Do perigo de pensar a moral sem pensar na política: como Simone de Beauvoir pode nos ajudar a conciliá-las?

Lucas Joaquim da Motta

Mestrando em Filosofia na UFSCAR

07/02/2025 • Coluna ANPOF

É fato que Simone de Beauvoir tem chamado cada vez mais a atenção dos adeptos de filosofia política e temas relacionados. Se antes Beauvoir sequer era tida como filósofa, raramente havendo alguma dissertação ou tese propriamente voltada para esta autora, hoje vemos que esse cenário está mudando – felizmente. Em outro sentido, é bem verdade que a conciliação da moral com a política é um desafio diante da pluralidade de culturas e sociedades que compartilham a mesma realidade; e um dos principais esforços de Beauvoir, que favorecem essa relação dela com a própria filosofia, é o de seus escritos em mostrar a inseparabilidade entre ética, moral e política, o que nos possibilita entender o perigo de pensar um separado do outro.
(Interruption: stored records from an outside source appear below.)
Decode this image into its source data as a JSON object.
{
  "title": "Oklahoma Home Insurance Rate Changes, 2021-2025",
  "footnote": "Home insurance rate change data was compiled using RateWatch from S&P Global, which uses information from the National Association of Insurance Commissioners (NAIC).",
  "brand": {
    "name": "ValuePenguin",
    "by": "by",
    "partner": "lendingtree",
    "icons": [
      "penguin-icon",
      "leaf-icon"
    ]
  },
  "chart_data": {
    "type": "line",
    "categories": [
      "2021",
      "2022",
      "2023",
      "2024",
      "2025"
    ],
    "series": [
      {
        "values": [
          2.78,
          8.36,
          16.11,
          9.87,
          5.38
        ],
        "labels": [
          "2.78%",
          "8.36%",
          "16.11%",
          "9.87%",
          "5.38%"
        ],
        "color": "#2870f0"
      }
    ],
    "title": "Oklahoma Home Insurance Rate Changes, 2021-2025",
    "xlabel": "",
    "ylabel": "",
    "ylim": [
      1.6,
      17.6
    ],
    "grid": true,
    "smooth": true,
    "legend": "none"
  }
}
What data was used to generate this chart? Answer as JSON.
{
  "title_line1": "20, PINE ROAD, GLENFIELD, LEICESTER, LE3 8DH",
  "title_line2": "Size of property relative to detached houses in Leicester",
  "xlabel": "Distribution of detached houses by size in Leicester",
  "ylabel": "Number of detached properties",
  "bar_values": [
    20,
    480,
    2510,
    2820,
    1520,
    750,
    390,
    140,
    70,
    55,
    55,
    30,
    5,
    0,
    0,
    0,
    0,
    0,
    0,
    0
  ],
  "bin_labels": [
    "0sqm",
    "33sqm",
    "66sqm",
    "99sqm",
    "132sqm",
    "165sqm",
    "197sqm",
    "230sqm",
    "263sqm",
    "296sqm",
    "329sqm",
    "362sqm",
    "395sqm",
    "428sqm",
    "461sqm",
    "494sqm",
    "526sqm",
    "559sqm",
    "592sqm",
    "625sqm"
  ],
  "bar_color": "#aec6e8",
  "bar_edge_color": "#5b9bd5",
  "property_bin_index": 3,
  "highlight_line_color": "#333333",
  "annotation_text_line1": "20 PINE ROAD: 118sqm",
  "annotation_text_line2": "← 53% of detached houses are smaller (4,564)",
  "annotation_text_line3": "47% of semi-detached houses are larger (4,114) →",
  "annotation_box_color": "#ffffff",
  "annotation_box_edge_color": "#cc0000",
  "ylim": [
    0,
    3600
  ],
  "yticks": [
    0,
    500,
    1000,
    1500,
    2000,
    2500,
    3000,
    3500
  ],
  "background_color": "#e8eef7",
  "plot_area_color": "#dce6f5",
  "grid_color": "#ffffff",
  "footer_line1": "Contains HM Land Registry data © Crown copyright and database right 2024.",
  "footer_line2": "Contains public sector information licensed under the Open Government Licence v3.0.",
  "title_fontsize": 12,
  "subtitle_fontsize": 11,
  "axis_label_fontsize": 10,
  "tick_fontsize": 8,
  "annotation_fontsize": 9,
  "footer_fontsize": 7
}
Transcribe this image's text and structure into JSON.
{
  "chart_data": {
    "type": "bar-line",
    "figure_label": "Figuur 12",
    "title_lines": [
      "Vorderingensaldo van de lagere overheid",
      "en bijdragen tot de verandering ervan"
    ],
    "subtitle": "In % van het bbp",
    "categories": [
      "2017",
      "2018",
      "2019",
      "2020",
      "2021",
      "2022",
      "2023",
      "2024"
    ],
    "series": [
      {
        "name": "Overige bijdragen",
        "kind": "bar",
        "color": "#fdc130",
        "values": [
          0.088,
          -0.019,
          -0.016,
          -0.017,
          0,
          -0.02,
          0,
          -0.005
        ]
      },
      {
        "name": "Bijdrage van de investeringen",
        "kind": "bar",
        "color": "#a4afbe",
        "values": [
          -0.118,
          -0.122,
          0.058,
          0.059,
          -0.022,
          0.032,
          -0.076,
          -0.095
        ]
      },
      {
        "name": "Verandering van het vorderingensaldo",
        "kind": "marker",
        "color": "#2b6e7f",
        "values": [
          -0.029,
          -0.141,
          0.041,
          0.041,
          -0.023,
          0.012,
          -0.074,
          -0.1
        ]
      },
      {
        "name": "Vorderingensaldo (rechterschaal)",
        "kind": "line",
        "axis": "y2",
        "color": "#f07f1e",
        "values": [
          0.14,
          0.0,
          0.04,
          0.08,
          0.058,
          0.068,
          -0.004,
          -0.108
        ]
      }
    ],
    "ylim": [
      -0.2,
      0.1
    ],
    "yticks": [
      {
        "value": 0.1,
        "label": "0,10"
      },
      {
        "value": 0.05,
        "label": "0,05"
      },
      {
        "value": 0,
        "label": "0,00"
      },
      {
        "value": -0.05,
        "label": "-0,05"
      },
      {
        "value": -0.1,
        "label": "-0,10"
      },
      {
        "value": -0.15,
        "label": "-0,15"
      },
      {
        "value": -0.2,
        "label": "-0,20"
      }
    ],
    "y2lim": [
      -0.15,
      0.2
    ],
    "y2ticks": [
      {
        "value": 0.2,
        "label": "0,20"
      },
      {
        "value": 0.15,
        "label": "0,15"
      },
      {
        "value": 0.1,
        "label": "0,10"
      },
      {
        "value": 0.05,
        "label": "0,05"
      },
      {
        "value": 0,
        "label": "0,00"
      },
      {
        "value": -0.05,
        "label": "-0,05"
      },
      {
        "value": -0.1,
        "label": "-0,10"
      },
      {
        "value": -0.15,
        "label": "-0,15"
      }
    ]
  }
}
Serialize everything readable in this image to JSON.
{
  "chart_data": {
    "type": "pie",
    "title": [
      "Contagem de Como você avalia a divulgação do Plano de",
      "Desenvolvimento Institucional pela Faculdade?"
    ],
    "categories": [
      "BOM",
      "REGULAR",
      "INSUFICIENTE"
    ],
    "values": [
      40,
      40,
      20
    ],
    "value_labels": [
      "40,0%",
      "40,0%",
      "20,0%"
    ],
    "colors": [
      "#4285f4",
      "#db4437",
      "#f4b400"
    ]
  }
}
A filosofia de Beauvoir nos auxilia a conciliar moral e política à medida que considera essa pluralidade, ao mesmo tempo em que compreende como os mais diversos progressos e retrocessos sociais afetam não apenas este ou aquele indivíduo, mas toda uma conjectura social. Essa conciliação que Beauvoir nos oferece parte tanto de um problema a ser resolvido quanto de uma evocação da própria solução desse problema. O problema da moral existencialista da autora é o seguinte: se toda fonte de valor advém da pluralidade de indivíduos concretos, singulares, que se projetam em direção aos seus próprios fins a partir de suas situações cuja particularidade é tão irredutível quanto a própria subjetividade, originalmente separados, como eles poderiam se reunir concretamente? E a solução é esta: a conciliação entre esses indivíduos se daria por uma moral que se recusaria a negar a priori que, sendo existências separadas, possam ao mesmo tempo estar ligadas entre si e que suas liberdades singulares possam forjar leis válidas para todos[1].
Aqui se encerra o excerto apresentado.